Some funny characters played by noteworthy actors are what got me through this assault on my senses.
This had everything I loved at six years old: 'splosions, Aerosmith and Peter Stormare. And even then it bored my tits off.
Turn your brain off and enjoy the movie for what it is,fun action filled with a great cast
liv tyler fucks ben affleck, her dad sings in the background. the world is ending, the prison break cast get together for some knee slappers and guffaws. really.
Whatever people say, it's not that bad. It definitely has its moments, and it's brought up by a terrific (if slumming) cast.
In total agreement. This movie is pretty awesome. Great cast, cool story. It's a classic blockbuster. The test is if you watch it when it's on TNT. I watch the crap out of it when it's on TNT.
because training oil drillers to become astronaut is so much easier than vice versa. SURE.
I consider this to be the absolute worst popular film of the 90s. Bad direction, bad dialog ("Oh man, what're you doing w/a gun in space??"), bad acting, bad pacing & ESPECIALLY bad editing, sound & film. Every cliche in the books is thrown at you, the characters aren't even ONE dimensional & Aerosmith records what just may be the worst song of their history. I just dunno why this one got a Criterion release...

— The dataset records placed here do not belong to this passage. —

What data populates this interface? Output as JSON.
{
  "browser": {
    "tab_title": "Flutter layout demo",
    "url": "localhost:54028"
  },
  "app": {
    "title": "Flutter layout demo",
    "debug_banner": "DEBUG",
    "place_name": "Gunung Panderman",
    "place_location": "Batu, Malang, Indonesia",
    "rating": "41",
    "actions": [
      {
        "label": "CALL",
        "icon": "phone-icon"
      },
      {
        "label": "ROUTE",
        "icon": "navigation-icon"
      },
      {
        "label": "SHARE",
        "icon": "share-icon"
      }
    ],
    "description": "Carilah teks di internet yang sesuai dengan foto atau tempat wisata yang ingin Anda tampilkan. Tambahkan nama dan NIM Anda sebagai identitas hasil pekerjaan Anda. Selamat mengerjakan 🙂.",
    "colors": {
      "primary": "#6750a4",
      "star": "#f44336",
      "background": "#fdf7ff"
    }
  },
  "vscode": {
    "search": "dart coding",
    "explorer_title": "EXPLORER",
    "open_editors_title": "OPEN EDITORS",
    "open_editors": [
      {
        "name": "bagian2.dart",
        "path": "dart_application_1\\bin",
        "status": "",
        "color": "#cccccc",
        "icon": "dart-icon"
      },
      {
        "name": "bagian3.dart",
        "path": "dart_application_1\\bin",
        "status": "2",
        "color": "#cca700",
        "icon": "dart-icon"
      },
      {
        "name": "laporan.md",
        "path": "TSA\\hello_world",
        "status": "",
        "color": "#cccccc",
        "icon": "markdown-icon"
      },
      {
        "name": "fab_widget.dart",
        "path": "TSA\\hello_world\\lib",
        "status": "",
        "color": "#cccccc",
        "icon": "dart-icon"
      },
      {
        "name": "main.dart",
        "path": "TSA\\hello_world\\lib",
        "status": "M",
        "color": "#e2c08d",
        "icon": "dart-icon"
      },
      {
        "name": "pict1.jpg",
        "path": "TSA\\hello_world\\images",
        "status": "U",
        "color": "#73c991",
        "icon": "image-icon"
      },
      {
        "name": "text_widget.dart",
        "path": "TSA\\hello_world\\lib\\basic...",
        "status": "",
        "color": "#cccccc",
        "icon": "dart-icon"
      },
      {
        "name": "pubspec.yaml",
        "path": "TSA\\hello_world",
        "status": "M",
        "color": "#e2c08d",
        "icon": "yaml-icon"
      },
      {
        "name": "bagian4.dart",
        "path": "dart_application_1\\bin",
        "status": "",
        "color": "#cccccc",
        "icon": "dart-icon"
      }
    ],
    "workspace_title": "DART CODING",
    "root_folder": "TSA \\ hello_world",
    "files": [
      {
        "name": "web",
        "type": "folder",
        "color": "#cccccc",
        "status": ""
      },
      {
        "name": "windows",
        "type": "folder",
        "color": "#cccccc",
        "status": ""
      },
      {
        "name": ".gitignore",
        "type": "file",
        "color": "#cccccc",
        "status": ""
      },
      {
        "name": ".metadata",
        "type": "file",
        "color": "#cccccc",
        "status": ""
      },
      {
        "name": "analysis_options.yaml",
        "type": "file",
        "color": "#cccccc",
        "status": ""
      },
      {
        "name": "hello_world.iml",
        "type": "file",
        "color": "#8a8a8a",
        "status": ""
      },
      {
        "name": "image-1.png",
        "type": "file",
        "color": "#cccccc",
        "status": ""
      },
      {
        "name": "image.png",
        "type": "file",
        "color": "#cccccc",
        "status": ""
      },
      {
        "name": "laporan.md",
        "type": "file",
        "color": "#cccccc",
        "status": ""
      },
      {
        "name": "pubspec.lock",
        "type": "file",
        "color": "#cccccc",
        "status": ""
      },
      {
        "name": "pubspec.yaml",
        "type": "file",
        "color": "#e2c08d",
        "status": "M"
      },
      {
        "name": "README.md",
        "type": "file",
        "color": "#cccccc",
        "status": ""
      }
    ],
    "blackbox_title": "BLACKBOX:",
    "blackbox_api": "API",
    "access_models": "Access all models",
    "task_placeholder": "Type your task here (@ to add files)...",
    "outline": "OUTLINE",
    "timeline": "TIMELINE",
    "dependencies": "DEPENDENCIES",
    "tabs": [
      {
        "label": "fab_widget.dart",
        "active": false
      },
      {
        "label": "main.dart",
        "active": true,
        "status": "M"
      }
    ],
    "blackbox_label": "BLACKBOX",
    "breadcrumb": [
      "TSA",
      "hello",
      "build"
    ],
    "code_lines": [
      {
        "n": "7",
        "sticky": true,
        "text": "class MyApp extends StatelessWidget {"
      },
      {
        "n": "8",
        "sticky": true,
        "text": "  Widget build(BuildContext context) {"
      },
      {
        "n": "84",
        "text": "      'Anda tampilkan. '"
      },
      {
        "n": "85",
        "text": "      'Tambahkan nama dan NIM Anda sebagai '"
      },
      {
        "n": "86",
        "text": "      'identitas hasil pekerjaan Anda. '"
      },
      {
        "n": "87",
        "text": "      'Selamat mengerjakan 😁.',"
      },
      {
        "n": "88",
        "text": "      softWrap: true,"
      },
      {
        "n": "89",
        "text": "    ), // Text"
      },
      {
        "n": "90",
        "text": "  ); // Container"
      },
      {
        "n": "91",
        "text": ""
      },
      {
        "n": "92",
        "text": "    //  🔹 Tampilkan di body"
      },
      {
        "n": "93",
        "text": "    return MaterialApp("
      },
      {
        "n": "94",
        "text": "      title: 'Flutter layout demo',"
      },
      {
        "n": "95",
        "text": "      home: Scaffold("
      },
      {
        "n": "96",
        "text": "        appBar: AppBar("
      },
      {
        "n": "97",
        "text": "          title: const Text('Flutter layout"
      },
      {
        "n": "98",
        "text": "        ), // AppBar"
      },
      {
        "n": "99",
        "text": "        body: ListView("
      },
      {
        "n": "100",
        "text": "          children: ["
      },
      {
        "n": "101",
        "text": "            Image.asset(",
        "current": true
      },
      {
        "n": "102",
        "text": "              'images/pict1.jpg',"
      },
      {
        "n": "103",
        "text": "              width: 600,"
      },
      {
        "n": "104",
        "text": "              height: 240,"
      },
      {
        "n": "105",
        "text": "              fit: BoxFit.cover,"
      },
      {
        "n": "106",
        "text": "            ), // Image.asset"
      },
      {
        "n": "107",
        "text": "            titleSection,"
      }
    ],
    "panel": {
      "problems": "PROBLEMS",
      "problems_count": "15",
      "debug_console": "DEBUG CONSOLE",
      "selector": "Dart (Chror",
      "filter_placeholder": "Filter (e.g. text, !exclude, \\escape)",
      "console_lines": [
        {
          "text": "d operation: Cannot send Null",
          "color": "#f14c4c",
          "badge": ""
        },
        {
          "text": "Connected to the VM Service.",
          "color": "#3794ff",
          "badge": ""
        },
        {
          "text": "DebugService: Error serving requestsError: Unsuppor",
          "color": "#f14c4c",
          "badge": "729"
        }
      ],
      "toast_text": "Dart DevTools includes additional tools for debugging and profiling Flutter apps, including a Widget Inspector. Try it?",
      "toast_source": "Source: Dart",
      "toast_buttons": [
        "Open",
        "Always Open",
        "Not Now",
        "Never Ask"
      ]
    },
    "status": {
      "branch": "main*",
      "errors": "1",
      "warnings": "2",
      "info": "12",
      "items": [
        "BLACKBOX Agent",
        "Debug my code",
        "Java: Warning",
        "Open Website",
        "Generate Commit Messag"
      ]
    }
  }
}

It has THAT SCENE where Ben Affleck plays with animal crackers on Liv Tyler's stomach. It's an stupid and annoying scene. NOTHING involving Liv Tyler's stomach should be stupid and annoying! It's a sin against nature!
I can't begrudge ARMAGEDDON for being insanely committed to being exactly what it is. I don't hate this movie, in fact I have some nostalgia for it. It's a high concept movie that is so freakin' ridiculous that I'm amazed it exists. I can't help but admire its conviction, even if it is completely retarded.
imagine an asteroid 1000 times bigger than the sun! i wonder if the sun would melt through it :O(
Why is this movie even here? I don't understand why- I mean, it was a good movie, but certainly not a classic. I enjoyed it, but not so much that I'd add it to the Criterion Collection.